The Cabinet Secretary called for stronger policy measures to compel local value addition, saying increased processing and branding of tea locally would stimulate industrial growth and create employment opportunities for thousands of youths.
He further said the government was promoting climate-smart agriculture, environmental conservation, renewable energy use, water management, and sustainable land-use practices in tea-growing regions to safeguard the future of tea farming.
Kagwe commended tree-planting activities conducted during the celebrations, noting that they supported the government’s target of planting 15 billion trees by 2032 to combat climate change and restore ecosystems.
The CS also emphasized the need to involve more young people in agriculture, saying innovation, digital platforms, and agribusiness opportunities were key to making the tea sector attractive to the younger generation.
He praised universities and youth groups that participated in the celebrations through innovation forums and exhibitions aimed at repositioning tea farming as a profitable and modern economic activity.
On the proposed Tea Levy set for implementation in 2026, Kagwe defended the initiative, saying it was intended to provide sustainable funding for tea promotion, branding, research, quality assurance and market expansion.
He assured tea farmers and stakeholders that the levy would not impose unnecessary burdens on producers, explaining that the funds collected would be reinvested into strengthening the competitiveness of the tea sector.
Kagwe urged factory directors and other stakeholders opposed to the levy to seek dialogue with the government instead of engaging in prolonged court battles, noting that similar levies existed in other tea-exporting countries, especially in Asia, at even higher rates.
The CS stressed the need to protect Kenya’s geographical identity in international markets to prevent local tea from being rebranded abroad and losing its unique identity.
“We want consumers across the world to specifically identify and demand Kenya tea. That is why we must invest heavily in branding and promotion globally,” he said.

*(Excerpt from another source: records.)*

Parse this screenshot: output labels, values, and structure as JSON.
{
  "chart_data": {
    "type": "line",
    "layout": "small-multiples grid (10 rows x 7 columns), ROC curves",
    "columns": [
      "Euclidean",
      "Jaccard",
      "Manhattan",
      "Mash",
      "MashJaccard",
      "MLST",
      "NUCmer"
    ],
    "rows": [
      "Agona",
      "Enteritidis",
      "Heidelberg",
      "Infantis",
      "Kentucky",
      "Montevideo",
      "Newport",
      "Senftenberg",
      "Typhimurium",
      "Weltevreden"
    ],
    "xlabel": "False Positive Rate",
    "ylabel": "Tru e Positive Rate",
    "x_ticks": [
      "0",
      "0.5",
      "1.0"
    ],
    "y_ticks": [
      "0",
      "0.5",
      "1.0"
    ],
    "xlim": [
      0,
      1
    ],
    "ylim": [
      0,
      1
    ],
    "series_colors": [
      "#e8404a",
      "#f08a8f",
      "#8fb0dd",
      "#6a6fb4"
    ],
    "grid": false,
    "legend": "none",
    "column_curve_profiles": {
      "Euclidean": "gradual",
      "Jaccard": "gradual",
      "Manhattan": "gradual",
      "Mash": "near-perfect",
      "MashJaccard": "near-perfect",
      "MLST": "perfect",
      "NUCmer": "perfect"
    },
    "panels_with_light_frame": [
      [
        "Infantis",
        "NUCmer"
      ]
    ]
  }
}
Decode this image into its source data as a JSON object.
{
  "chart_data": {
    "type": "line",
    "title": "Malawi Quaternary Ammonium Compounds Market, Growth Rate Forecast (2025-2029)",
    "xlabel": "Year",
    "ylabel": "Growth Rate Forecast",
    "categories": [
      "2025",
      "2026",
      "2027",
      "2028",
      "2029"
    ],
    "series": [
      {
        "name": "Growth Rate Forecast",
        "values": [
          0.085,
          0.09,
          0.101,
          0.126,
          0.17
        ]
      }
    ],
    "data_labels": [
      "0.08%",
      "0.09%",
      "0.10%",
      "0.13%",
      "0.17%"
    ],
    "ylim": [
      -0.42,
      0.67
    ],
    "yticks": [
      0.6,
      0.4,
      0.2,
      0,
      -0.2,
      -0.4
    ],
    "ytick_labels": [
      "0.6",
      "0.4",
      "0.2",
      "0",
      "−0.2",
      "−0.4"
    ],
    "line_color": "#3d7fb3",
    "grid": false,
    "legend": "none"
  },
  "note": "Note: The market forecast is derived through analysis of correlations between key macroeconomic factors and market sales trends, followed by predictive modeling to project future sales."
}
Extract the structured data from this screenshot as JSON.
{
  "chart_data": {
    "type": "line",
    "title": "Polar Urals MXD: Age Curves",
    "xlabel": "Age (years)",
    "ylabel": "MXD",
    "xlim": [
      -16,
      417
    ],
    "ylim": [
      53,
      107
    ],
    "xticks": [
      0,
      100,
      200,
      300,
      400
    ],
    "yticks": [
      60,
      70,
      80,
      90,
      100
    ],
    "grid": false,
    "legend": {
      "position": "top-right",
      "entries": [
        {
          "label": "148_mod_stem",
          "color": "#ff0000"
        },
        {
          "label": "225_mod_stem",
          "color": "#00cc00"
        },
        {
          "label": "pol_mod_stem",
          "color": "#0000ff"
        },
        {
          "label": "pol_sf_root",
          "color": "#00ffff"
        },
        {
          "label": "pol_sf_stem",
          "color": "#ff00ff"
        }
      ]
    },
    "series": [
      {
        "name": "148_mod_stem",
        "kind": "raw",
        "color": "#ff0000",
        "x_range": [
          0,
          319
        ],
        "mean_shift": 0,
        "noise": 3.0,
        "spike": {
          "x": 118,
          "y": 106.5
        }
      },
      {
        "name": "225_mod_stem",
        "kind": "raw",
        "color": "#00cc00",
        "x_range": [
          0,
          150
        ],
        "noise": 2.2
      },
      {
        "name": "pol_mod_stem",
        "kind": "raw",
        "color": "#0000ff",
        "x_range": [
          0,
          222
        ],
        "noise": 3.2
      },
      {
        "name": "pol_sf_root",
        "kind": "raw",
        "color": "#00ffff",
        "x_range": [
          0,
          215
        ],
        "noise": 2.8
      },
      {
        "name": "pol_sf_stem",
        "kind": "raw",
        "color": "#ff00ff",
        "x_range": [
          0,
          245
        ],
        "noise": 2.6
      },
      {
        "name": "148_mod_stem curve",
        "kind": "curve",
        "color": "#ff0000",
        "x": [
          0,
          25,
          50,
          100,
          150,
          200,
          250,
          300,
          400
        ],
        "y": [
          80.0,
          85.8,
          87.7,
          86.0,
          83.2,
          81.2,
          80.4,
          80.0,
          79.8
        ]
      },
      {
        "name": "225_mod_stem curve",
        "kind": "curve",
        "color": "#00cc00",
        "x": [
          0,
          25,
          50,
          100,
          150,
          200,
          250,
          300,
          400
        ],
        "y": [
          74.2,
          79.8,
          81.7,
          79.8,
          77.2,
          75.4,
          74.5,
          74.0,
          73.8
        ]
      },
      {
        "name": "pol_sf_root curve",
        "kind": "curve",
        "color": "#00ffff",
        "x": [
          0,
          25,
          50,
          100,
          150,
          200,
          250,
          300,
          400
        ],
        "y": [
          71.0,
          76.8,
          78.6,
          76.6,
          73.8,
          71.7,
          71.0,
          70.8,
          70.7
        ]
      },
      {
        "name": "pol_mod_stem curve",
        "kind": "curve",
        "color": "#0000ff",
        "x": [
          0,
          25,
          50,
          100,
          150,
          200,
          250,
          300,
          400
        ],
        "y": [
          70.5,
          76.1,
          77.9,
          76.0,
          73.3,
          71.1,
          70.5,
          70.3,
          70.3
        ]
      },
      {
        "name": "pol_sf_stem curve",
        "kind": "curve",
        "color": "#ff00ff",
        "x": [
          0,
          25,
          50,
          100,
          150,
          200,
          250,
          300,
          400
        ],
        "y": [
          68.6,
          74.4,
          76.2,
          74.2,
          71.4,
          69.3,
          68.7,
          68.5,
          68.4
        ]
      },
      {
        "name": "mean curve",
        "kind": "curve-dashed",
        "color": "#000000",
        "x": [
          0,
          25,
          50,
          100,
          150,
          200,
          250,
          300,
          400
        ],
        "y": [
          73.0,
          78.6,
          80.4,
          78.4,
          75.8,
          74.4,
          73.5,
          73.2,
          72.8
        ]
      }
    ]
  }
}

Kagwe further challenged tea factories and industry players to strengthen ethical sourcing, environmental stewardship, decent work standards, and human rights compliance to maintain global confidence in Kenyan tea.
He reiterated that current tea sector reforms were designed to ensure farmers received a larger share of tea revenues, noting that existing regulations require up to 79 percent of tea sales earnings to go directly to farmers.
The Cabinet Secretary also commended Momul Tea Factory for its leadership in modernization, innovation, and value addition, urging other tea factories across the country to emulate its operational model.
Kagwe said the government would continue engaging stakeholders as reforms take shape to ensure the tea industry remains sustainable, profitable, and globally competitive while delivering greater benefits to farmers and future generations.
The CS donated over 100,000 tea seedlings and another 100,000 avocado seedlings to farmers in Kericho.
Present at the function were the Kericho Senator Aaron Cheruiyot, Agriculture PS Paul Rono, Ambassador Florence Bore, KTDA National Chairman Enos Njeru, Kenya Tea Board CEO Willy Mutai, among others.